Net Loss: Definition, Formula, and Examples

Net Loss: Definition, Formula, and Examples


What Is Net Loss?

A net loss occurs when total expenses (including taxes, fees, interest, and depreciation) exceed income or revenue generated for a given period. Net loss can be compared to net profit, also known as income after tax or net income.

Key Points

A net loss occurs when the expenses exceed the income or revenue generated by a business, project, transaction, or investment.

Companies will report a net loss on the income statement, effectively as a negative net profit.

Many factors can contribute to a net loss, including decreased revenues, intense competition, unsuccessful marketing campaigns, and increased cost of goods sold (COGS).

Understand the Net Loss

Net loss is sometimes called net operating loss (NOL) for a business. For tax purposes, net losses can be carried forward to future tax years to offset profits or gains. The net loss appears in the company's bottom line or income statement. Net loss or net profit is calculated by the following equation:

Net Loss (or Net Profit) = Revenues - Expenses

Because revenues and expenses are matched over time, the net loss is an example of the matching principle, which is an integral part of the accrual method of accounting. Expenses (or "equivalent") expenses related to income earned during a given period are included regardless of when the costs are paid.

Quick Facts:

A net loss occurs when profits fall below costs and costs of goods sold (COGS) over a period of time.

Factors Contributing to Net Loss

The most common factor contributing to a net loss is decreased income. Strong competition, unsuccessful marketing programs, poor pricing strategies, failure to meet market demands, and inefficient marketing personnel lead to lower revenues, which in turn lead to lower profits. A net loss occurs when profits fall below costs and costs of goods sold (COGS) over a period of time.

COGS also affects net losses. Significant production or purchase costs are deducted from revenue for the product to be sold. The remaining amount is used to cover expenses and make a profit. There is a net loss when the cost of goods sold exceeds financing expenses.

Expenses also contribute to net losses. Even when targeted revenues are achieved, and the cost of goods sold remains within limits, unexpected costs and overspending in budgeted areas can exceed gross profit.

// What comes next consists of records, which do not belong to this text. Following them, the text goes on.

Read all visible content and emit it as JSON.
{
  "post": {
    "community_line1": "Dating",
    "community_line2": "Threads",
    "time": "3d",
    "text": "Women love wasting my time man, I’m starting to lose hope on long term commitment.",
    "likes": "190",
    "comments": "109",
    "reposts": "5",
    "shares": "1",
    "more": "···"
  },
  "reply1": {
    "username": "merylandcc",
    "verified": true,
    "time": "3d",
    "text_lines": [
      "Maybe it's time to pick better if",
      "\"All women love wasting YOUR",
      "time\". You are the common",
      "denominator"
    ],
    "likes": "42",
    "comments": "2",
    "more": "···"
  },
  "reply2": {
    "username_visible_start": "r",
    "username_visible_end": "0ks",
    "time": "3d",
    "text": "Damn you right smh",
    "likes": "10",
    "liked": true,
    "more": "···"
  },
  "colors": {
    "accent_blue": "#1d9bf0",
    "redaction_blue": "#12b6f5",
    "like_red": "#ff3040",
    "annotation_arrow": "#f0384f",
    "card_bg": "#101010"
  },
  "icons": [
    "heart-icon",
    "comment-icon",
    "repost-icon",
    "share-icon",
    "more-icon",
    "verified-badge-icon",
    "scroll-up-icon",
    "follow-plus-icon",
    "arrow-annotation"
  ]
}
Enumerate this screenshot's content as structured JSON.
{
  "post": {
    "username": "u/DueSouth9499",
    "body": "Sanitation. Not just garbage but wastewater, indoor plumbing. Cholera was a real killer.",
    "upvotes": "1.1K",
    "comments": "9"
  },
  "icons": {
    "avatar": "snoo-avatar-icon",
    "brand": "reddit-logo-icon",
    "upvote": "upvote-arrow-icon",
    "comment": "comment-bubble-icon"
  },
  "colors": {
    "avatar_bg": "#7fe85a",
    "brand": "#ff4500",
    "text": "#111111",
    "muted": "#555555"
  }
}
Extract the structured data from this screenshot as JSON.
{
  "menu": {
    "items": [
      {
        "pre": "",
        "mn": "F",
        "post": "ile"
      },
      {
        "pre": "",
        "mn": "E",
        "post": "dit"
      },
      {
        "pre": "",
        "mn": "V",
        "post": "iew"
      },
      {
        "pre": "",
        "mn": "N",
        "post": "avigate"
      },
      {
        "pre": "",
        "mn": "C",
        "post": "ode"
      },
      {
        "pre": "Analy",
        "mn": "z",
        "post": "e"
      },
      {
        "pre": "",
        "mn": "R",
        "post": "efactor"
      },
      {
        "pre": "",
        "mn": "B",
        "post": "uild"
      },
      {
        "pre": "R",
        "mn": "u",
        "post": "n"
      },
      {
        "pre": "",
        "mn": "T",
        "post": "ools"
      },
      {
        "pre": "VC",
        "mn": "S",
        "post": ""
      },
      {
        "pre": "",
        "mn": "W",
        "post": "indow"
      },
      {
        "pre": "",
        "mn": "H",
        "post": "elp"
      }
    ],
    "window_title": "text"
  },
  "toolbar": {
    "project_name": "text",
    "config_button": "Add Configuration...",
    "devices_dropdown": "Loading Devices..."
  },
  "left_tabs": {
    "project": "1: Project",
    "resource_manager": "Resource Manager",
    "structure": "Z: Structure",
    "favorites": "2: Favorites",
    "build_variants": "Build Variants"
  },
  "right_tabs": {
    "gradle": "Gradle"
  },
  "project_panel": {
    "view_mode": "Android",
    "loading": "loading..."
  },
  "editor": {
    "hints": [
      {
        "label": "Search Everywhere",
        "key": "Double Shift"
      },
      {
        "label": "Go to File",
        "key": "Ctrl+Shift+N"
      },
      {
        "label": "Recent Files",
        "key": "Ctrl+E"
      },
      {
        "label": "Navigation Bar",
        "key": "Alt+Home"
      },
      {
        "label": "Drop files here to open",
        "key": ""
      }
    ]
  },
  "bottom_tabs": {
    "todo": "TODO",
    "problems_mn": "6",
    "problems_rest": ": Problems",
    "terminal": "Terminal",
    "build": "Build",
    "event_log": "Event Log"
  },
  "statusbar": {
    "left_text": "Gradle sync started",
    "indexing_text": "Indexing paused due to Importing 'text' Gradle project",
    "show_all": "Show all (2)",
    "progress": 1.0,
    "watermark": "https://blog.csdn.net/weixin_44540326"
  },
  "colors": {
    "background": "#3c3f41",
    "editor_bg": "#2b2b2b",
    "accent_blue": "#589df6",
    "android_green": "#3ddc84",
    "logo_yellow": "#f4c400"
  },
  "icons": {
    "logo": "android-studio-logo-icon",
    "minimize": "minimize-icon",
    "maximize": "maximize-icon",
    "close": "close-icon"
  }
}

Excessive carrying costs are one type of expense that can contribute to net losses. These are the costs a company pays to hold inventory in inventory before selling it to customers.

Advice:

Companies that incur a net loss only go bankrupt after some time because they may choose to use their retained earnings or debt to stay afloat. However, this is only a short-term strategy because, with profits, the company will be able to survive in the long term.

Examples of Net Loss

However, large refunds were expected because businesses took advantage of previously issued tax credits to keep jobs in the state during the recession. As a result, the state treasurer expects a $99 million decrease in revenue from the state's core business taxes. This is causing state officials to cut revenue estimates by a significant amount for the current and next fiscal years, and they need to cut spending to be operating at a net loss.

Another example is if Company A has $200,000 in sales, $140,000 in cost of goods sold, and $80,000 in expenses. Subtracting $140,000 in cost of goods sold from $200,000 in sales results in a total profit of $60,000. However, since expenses exceed gross profit, a net loss of $20,000 exists.

Another example is a company that sells frozen foods and needs to pay for cold storage facilities, utility costs, taxes, employee costs, and insurance. If sales are slow, the company must hold its inventory longer, incurring additional costs that may contribute to a net loss.

Can a company with positive earnings incur a net loss?

Yes, even if a company's sales volume is high, it can still make a loss if its cost of goods sold or other costs associated with those sales (such as marketing) are high. Other factors such as taxes, interest expenses, depreciation and amortization, and one-time charges such as lawsuits can shift a company from a profit to a net loss.

What is net loss forward?

The IRS allows certain net losses incurred in one tax period to be used as a deduction against net gains earned in subsequent periods. The Tax Cuts and Jobs Act of 2018 (TCJA) changed how businesses calculate net operating losses. Consult your accountant for all tax matters.

Does net loss equal negative profit?

Negative earnings technically do not exist because earnings, by definition, mean an increase in value. However, the term negative profit is colloquially used to describe net loss.